January 29, 2016
King Ahab's Fall
Ahab was the king of Israel in a time where kings ruled Israel and Judah. Before kings ruled these two sister nations, judges had the supreme authority. Ahab made many costly mistakes over the course of his reign. I am convinced that his greatest error was to marry Jezebel (and everything that went along with being married to Jezebel).
When you marry the wrong person, you can set a chain of events in motion that have devastating consequences. Those consequences can and usual do spill over into the lives of other people - in particular people of whom you have control over - family, friends, acquaintances, subordinates, etc.
In 1 Kings 22, we witness the accounting of Ahab's fall in battle. While seated in his chariot, Ahab was struck by an arrow at random. His blood ran out onto the chariot floor. At a pool in Samaria where the harlots bathed, someone washed his chariot and the dogs licked up his blood. Although Ahab received a proper burial in Samaria, I believe the fact that his life blood was washed in the waters of the harlots and licked up by dogs represents his legacy.

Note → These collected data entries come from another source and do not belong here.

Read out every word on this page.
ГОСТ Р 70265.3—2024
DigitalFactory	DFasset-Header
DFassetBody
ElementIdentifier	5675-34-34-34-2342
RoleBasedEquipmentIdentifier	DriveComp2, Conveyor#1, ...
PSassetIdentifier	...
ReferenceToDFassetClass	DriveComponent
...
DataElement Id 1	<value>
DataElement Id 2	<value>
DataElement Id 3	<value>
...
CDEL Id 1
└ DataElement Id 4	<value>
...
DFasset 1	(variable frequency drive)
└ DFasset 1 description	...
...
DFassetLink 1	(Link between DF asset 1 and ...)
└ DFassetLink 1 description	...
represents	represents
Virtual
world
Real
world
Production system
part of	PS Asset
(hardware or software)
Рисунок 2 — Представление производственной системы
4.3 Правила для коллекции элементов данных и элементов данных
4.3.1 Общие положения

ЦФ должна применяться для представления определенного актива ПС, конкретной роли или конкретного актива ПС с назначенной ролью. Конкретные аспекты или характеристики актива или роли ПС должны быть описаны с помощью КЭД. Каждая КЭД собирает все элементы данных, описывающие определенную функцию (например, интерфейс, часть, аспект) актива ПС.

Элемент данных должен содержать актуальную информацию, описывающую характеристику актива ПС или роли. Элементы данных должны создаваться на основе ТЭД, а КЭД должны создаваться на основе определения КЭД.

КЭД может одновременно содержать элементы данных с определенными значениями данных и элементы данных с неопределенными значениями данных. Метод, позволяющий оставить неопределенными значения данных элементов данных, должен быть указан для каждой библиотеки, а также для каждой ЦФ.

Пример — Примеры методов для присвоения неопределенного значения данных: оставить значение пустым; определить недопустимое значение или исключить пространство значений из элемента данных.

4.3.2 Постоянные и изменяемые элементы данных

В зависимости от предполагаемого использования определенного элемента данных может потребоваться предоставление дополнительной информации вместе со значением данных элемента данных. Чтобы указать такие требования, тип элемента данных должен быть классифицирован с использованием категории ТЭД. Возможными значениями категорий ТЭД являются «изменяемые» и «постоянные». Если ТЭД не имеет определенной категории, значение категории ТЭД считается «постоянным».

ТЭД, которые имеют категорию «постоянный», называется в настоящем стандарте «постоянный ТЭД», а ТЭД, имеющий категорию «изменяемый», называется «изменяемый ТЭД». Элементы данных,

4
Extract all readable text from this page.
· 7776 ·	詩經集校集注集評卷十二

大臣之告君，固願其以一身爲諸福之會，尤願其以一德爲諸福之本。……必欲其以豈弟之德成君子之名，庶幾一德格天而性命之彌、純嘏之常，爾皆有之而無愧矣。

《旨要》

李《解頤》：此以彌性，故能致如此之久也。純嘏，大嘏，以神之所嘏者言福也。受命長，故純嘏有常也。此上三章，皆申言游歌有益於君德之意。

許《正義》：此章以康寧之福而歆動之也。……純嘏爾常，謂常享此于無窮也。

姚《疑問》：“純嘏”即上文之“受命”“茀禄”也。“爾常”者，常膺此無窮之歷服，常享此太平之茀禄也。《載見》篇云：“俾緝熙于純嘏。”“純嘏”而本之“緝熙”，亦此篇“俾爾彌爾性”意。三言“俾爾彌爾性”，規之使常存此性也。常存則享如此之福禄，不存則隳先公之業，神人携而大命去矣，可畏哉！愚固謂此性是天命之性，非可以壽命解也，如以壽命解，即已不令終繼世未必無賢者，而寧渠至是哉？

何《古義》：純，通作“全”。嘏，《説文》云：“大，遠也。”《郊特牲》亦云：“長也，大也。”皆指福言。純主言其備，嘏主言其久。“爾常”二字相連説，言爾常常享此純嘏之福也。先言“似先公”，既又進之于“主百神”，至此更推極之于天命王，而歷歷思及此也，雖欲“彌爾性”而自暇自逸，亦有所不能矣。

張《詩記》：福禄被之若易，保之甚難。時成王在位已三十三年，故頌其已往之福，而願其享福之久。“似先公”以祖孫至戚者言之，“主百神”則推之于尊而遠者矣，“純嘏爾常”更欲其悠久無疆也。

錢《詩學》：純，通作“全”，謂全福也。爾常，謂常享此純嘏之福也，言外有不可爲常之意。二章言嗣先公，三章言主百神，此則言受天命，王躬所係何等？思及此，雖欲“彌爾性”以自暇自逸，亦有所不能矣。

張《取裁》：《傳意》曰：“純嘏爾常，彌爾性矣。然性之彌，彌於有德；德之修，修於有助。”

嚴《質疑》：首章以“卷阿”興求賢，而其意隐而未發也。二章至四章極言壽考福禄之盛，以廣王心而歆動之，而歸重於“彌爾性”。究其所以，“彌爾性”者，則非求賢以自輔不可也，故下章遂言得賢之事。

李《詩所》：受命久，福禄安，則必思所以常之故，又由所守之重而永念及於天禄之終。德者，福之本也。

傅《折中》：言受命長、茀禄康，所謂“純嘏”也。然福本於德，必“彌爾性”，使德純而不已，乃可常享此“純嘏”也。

Ahab knew and witnessed firsthand the power of God and the powerlessness of the god he commanded his people to serve, Baal. Yet when his wife Jezebel angrily refused to accept what Ahab had seen with his own eyes as the way to go, Ahab allowed what Jezebel wanted to rule the day. Jezebel was buried deep in her hatred for the one true God and ultimately Ahab allowed her hatred to be the controlling influence over his life and how he ruled.
Not one of Ahab's sons or anyone in his family or his friends, acquaintances or anyone else associated with Baal in the kingdom survived with nearly every one of these individuals dying a violent bloody and merciless death. Ahab's legacy speaks for itself in this respect.